%photo13% It might seem strange, considering the last decade has brought them nothing but commercial and critical disappointments, but in 1998, fans and intellectuals were comparing the Farrelly brothers to Groucho Marx, Mel Brooks and Mort Sahl. That year brought "There's Something About Mary," their third consecutive (and their biggest) hit, and the movie world was swooning: Roger Ebert even compared the film to "Singin' In The Rain."
The film launched the careers of Cameron Diaz and Ben Stiller, locking them each in the personas they still inhabit 13 years later: She's the gorgeous, daffy lady, and he's the put-upon, good-hearted, nervous schlub.
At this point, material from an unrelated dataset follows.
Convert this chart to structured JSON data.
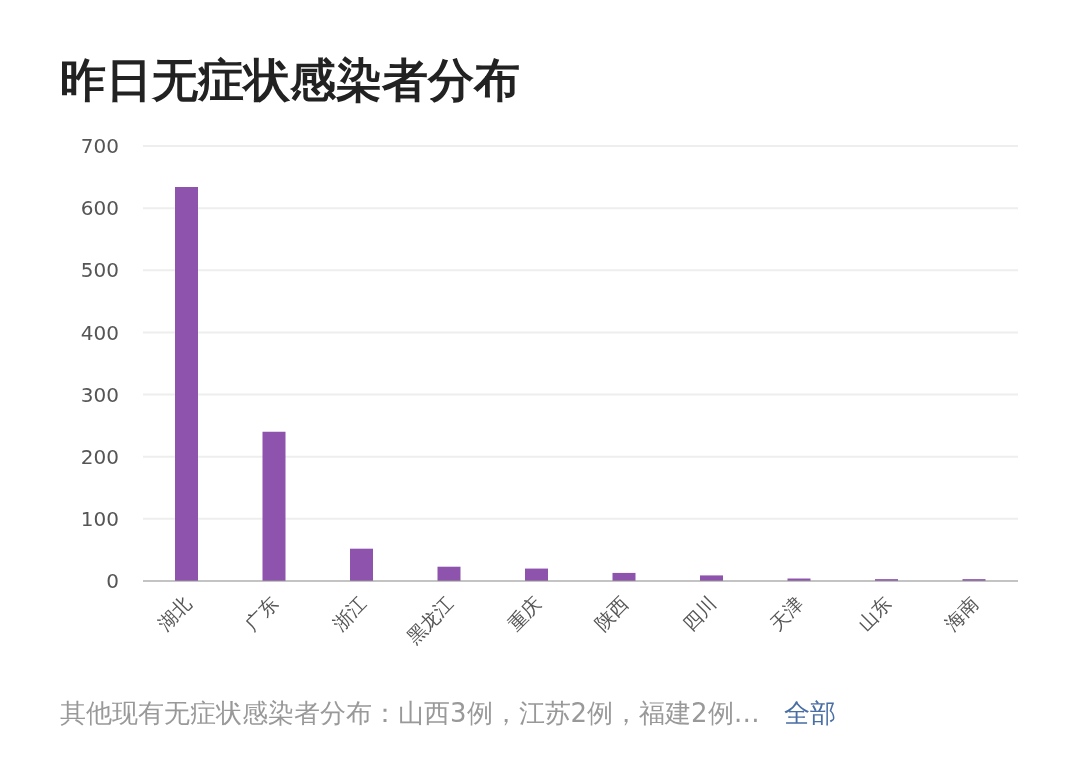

And it launched a full decade of "gross-out" comedies, for better and (almost entirely) worse. It even featured Brett Favre in a legitimately funny cameo, back when he was a new face and not the constantly unretiring weirdo taking pictures of his penis. (The role was written for Steve Young, but he turned it down, citing the film's "coarse nature.")
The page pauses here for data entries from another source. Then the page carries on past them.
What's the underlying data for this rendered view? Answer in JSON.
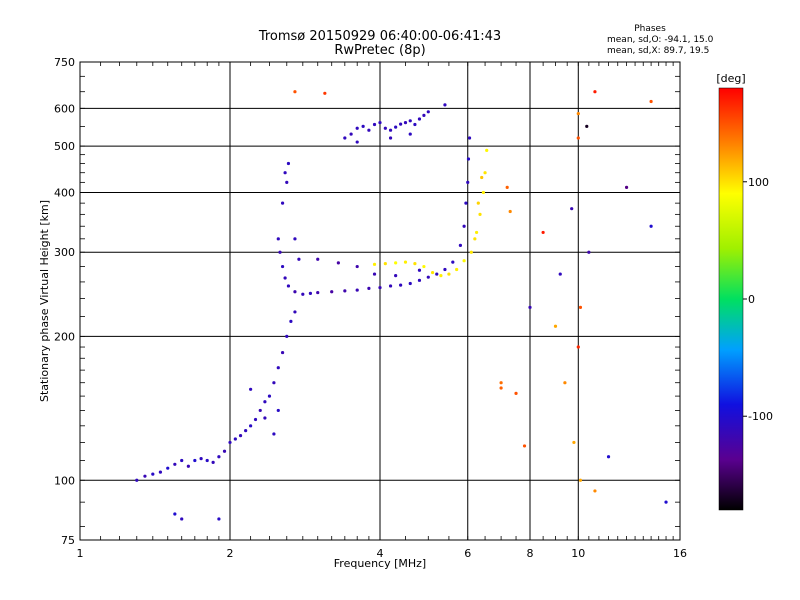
{
  "header": {
    "title_line1": "Tromsø 20150929 06:40:00-06:41:43",
    "title_line2": "RwPretec (8p)"
  },
  "stats": {
    "heading": "Phases",
    "line_o": "mean, sd,O: -94.1, 15.0",
    "line_x": "mean, sd,X:  89.7, 19.5"
  },
  "colorbar": {
    "unit": "[deg]",
    "ticks": [
      {
        "value": 100,
        "label": "100"
      },
      {
        "value": 0,
        "label": "0"
      },
      {
        "value": -100,
        "label": "-100"
      }
    ],
    "range": [
      -180,
      180
    ]
  },
  "chart_data": {
    "type": "scatter",
    "title": "Tromsø 20150929 06:40:00-06:41:43",
    "subtitle": "RwPretec (8p)",
    "xlabel": "Frequency [MHz]",
    "ylabel": "Stationary phase Virtual Height [km]",
    "xscale": "log",
    "yscale": "log",
    "xlim": [
      1,
      16
    ],
    "ylim": [
      75,
      750
    ],
    "xticks": [
      {
        "value": 1,
        "label": "1"
      },
      {
        "value": 2,
        "label": "2"
      },
      {
        "value": 4,
        "label": "4"
      },
      {
        "value": 6,
        "label": "6"
      },
      {
        "value": 8,
        "label": "8"
      },
      {
        "value": 10,
        "label": "10"
      },
      {
        "value": 16,
        "label": "16"
      }
    ],
    "yticks": [
      {
        "value": 75,
        "label": "75"
      },
      {
        "value": 100,
        "label": "100"
      },
      {
        "value": 200,
        "label": "200"
      },
      {
        "value": 300,
        "label": "300"
      },
      {
        "value": 400,
        "label": "400"
      },
      {
        "value": 500,
        "label": "500"
      },
      {
        "value": 600,
        "label": "600"
      },
      {
        "value": 750,
        "label": "750"
      }
    ],
    "grid": true,
    "color_scale": "phase [deg], -180 to 180, rainbow",
    "series": [
      {
        "points": [
          [
            1.3,
            100,
            -110
          ],
          [
            1.35,
            102,
            -115
          ],
          [
            1.4,
            103,
            -105
          ],
          [
            1.45,
            104,
            -110
          ],
          [
            1.5,
            106,
            -100
          ],
          [
            1.55,
            108,
            -112
          ],
          [
            1.6,
            110,
            -108
          ],
          [
            1.65,
            107,
            -115
          ],
          [
            1.7,
            110,
            -100
          ],
          [
            1.75,
            111,
            -110
          ],
          [
            1.8,
            110,
            -105
          ],
          [
            1.85,
            109,
            -112
          ],
          [
            1.9,
            112,
            -110
          ],
          [
            1.95,
            115,
            -115
          ],
          [
            2.0,
            120,
            -110
          ],
          [
            2.05,
            122,
            -108
          ],
          [
            2.1,
            124,
            -112
          ],
          [
            2.15,
            127,
            -110
          ],
          [
            2.2,
            130,
            -105
          ],
          [
            2.25,
            134,
            -110
          ],
          [
            2.3,
            140,
            -115
          ],
          [
            2.35,
            146,
            -110
          ],
          [
            2.4,
            150,
            -108
          ],
          [
            2.45,
            160,
            -112
          ],
          [
            2.5,
            172,
            -110
          ],
          [
            2.55,
            185,
            -115
          ],
          [
            2.6,
            200,
            -110
          ],
          [
            2.65,
            215,
            -108
          ],
          [
            2.7,
            225,
            -112
          ],
          [
            1.55,
            85,
            -100
          ],
          [
            1.6,
            83,
            -110
          ],
          [
            1.9,
            83,
            -105
          ],
          [
            2.2,
            155,
            -110
          ],
          [
            2.35,
            135,
            -112
          ],
          [
            2.45,
            125,
            -108
          ],
          [
            2.5,
            140,
            -105
          ]
        ]
      },
      {
        "points": [
          [
            2.5,
            320,
            -110
          ],
          [
            2.52,
            300,
            -115
          ],
          [
            2.55,
            280,
            -108
          ],
          [
            2.58,
            265,
            -112
          ],
          [
            2.62,
            255,
            -110
          ],
          [
            2.7,
            248,
            -118
          ],
          [
            2.8,
            245,
            -112
          ],
          [
            2.9,
            246,
            -110
          ],
          [
            3.0,
            247,
            -120
          ],
          [
            3.2,
            248,
            -125
          ],
          [
            3.4,
            249,
            -120
          ],
          [
            3.6,
            250,
            -115
          ],
          [
            3.8,
            252,
            -118
          ],
          [
            4.0,
            253,
            -115
          ],
          [
            4.2,
            255,
            -112
          ],
          [
            4.4,
            256,
            -110
          ],
          [
            4.6,
            258,
            -108
          ],
          [
            4.8,
            262,
            -110
          ],
          [
            5.0,
            266,
            -112
          ],
          [
            5.2,
            270,
            -108
          ],
          [
            5.4,
            276,
            -110
          ],
          [
            5.6,
            286,
            -108
          ],
          [
            5.8,
            310,
            -110
          ],
          [
            5.9,
            340,
            -112
          ],
          [
            5.95,
            380,
            -108
          ],
          [
            6.0,
            420,
            -110
          ],
          [
            6.02,
            470,
            -105
          ],
          [
            6.05,
            520,
            -110
          ],
          [
            2.55,
            380,
            -110
          ],
          [
            2.6,
            420,
            -112
          ],
          [
            2.62,
            460,
            -108
          ],
          [
            2.58,
            440,
            -110
          ],
          [
            3.0,
            290,
            -120
          ],
          [
            3.3,
            285,
            -125
          ],
          [
            3.6,
            280,
            -120
          ],
          [
            3.9,
            270,
            -115
          ],
          [
            4.3,
            268,
            -112
          ],
          [
            4.8,
            275,
            -110
          ],
          [
            2.7,
            320,
            -110
          ],
          [
            2.75,
            290,
            -112
          ]
        ]
      },
      {
        "points": [
          [
            3.4,
            520,
            -110
          ],
          [
            3.5,
            530,
            -112
          ],
          [
            3.6,
            545,
            -110
          ],
          [
            3.7,
            550,
            -108
          ],
          [
            3.8,
            540,
            -112
          ],
          [
            3.9,
            555,
            -110
          ],
          [
            4.0,
            560,
            -110
          ],
          [
            4.1,
            545,
            -112
          ],
          [
            4.2,
            540,
            -110
          ],
          [
            4.3,
            548,
            -108
          ],
          [
            4.4,
            556,
            -110
          ],
          [
            4.5,
            560,
            -112
          ],
          [
            4.6,
            565,
            -110
          ],
          [
            4.7,
            555,
            -108
          ],
          [
            4.8,
            570,
            -110
          ],
          [
            4.9,
            580,
            -112
          ],
          [
            5.0,
            590,
            -110
          ],
          [
            3.6,
            510,
            -110
          ],
          [
            4.2,
            520,
            -112
          ],
          [
            4.6,
            530,
            -108
          ],
          [
            5.4,
            610,
            -110
          ]
        ]
      },
      {
        "points": [
          [
            3.9,
            283,
            95
          ],
          [
            4.1,
            284,
            100
          ],
          [
            4.3,
            285,
            90
          ],
          [
            4.5,
            286,
            95
          ],
          [
            4.7,
            284,
            100
          ],
          [
            4.9,
            280,
            92
          ],
          [
            5.1,
            272,
            98
          ],
          [
            5.3,
            268,
            95
          ],
          [
            5.5,
            270,
            100
          ],
          [
            5.7,
            276,
            95
          ],
          [
            5.9,
            288,
            92
          ],
          [
            6.1,
            300,
            98
          ],
          [
            6.25,
            330,
            95
          ],
          [
            6.35,
            360,
            100
          ],
          [
            6.45,
            400,
            95
          ],
          [
            6.5,
            440,
            98
          ],
          [
            6.55,
            490,
            92
          ],
          [
            6.4,
            430,
            110
          ],
          [
            6.3,
            380,
            105
          ],
          [
            6.2,
            320,
            100
          ]
        ]
      },
      {
        "points": [
          [
            2.7,
            650,
            150
          ],
          [
            3.1,
            645,
            160
          ],
          [
            7.2,
            410,
            145
          ],
          [
            7.3,
            365,
            130
          ],
          [
            7.0,
            160,
            140
          ],
          [
            7.0,
            156,
            145
          ],
          [
            7.5,
            152,
            150
          ],
          [
            7.8,
            118,
            150
          ],
          [
            8.5,
            330,
            170
          ],
          [
            9.2,
            270,
            -110
          ],
          [
            9.0,
            210,
            120
          ],
          [
            9.4,
            160,
            130
          ],
          [
            9.8,
            120,
            120
          ],
          [
            10.0,
            520,
            150
          ],
          [
            10.0,
            585,
            130
          ],
          [
            10.0,
            190,
            165
          ],
          [
            10.1,
            230,
            150
          ],
          [
            10.4,
            550,
            -170
          ],
          [
            10.5,
            300,
            -120
          ],
          [
            10.8,
            650,
            170
          ],
          [
            10.8,
            95,
            130
          ],
          [
            11.5,
            112,
            -100
          ],
          [
            12.5,
            410,
            -140
          ],
          [
            14.0,
            620,
            150
          ],
          [
            15.0,
            90,
            -100
          ],
          [
            14.0,
            340,
            -100
          ],
          [
            8.0,
            230,
            -115
          ],
          [
            9.7,
            370,
            -115
          ],
          [
            10.1,
            100,
            120
          ]
        ]
      }
    ]
  }
}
The film is still funny, though most of the gags have lost their verve, considering how much coarser movies have become in the last 13 years. Then, Diaz putting sperm in her hair was outrageous; today, a man defecates on Joaquin Phoenix. And it's also of note that the brothers themselves seemed to run out of inspiration: They followed this film with "Me, Myself & Irene," "Shallow Hal," "Stuck On You," "Fever Pitch" and, in an attempt to get back on the Stiller train, "The Heartbreak Kid." Friday, their "Hall Pass" opens, and its supposed "crazy" premise -- that two wives allow their husbands a week off from marriage -- seems tired and sitcom by nature. Comedy is hard, and grossout comedy is harder: Eventually you're just repeating yourself, and besides: Someone is always, always willing to take the joke farther than you.
Besides: We prefer "Kingpin" anyway.